Chapter 24 Growth of Colonial Nationalism, 1880-1939

 

In the age of imperialism, Western industrial powers carried their institutions, their culture, and their general worldview throughout the globe. In settlement colonies they created what one modern historian has called “neo-Europes.” In dependent colonies and spheres of influence, Western-style education produced new local elites heavily influenced by Western conceptions of nationalism, liberalism, democracy, and even socialism. Both European colonists and non-European Western-educated elites soon developed their own senses of identity, demanding the same rights and privileges enjoyed by their imperial rulers, and eventually, independence.

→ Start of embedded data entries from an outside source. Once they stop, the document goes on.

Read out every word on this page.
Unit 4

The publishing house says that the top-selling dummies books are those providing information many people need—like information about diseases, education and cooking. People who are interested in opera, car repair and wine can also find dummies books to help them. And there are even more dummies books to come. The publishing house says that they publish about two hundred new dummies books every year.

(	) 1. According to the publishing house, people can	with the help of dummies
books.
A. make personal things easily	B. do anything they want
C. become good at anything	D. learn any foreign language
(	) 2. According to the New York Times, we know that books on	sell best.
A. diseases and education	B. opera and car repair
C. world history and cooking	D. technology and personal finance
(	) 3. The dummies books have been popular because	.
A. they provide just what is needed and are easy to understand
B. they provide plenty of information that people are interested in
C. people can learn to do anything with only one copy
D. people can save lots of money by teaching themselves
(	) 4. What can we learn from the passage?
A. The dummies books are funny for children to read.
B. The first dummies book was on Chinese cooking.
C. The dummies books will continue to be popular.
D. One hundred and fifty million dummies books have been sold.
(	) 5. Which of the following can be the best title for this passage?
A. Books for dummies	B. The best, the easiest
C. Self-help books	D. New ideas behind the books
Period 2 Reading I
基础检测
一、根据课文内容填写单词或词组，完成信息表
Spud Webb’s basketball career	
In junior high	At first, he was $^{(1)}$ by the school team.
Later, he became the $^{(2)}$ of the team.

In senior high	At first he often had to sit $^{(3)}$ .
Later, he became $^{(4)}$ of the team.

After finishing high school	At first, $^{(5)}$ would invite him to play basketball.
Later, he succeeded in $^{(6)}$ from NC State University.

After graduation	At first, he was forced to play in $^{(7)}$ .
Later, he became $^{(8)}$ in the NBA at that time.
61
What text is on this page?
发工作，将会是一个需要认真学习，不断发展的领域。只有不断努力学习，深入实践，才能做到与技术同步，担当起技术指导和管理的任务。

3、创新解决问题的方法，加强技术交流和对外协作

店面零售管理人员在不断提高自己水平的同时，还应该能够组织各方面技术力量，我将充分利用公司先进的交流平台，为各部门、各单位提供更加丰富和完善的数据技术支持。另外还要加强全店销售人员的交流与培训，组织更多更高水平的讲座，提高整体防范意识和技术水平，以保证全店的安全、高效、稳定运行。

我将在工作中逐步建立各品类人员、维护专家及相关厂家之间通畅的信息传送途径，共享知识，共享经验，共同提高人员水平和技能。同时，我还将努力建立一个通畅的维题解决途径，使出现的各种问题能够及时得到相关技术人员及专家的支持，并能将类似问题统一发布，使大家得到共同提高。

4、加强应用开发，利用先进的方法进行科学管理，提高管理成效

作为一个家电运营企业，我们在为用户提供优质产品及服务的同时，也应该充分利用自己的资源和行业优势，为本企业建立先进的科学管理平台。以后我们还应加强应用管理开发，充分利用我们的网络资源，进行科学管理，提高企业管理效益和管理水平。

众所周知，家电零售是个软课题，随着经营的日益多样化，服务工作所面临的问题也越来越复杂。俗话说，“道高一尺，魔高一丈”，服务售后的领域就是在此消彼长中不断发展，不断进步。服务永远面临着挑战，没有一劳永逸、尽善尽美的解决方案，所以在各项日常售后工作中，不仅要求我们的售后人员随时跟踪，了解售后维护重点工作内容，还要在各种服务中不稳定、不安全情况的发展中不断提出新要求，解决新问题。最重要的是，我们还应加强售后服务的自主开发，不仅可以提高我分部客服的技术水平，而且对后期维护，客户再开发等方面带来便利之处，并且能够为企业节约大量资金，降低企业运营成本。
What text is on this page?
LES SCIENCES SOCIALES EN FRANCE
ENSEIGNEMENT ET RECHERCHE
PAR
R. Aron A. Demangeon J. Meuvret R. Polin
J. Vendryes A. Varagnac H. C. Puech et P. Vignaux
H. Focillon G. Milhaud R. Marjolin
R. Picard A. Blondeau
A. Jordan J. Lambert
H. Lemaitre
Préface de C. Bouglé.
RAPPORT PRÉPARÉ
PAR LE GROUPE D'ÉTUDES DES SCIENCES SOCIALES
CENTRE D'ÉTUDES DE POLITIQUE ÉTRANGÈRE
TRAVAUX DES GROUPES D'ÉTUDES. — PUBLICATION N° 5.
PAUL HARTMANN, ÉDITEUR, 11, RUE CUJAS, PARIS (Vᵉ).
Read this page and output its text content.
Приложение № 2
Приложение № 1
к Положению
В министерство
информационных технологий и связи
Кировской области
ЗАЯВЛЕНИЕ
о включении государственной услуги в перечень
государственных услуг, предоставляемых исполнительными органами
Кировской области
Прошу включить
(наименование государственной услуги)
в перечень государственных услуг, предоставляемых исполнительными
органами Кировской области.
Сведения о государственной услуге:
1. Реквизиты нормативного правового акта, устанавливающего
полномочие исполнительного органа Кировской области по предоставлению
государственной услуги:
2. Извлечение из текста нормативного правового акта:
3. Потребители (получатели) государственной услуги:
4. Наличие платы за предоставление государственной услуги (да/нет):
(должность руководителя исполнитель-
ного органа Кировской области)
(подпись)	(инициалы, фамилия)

http://upload.wikimedia.org/wikipedia/commons/8/8a/ImperialConference.jpg

Source: http://en.wikipedia.org/wiki/Imperial_Conference

King-Emperor George V with his Dominion Prime Ministers gathered for the Imperial Conference of 1926. Standing (left to right): Walter Stanley Monroe (Newfoundland), Gordon Coates (New Zealand), Stanley Bruce (Australia), J. B. M. Hertzog (Union of South Africa), W.T. Cosgrave (Irish Free State). Seated: Stanley Baldwin (United Kingdom), King George V, William Lyon Mackenzie King (Canada).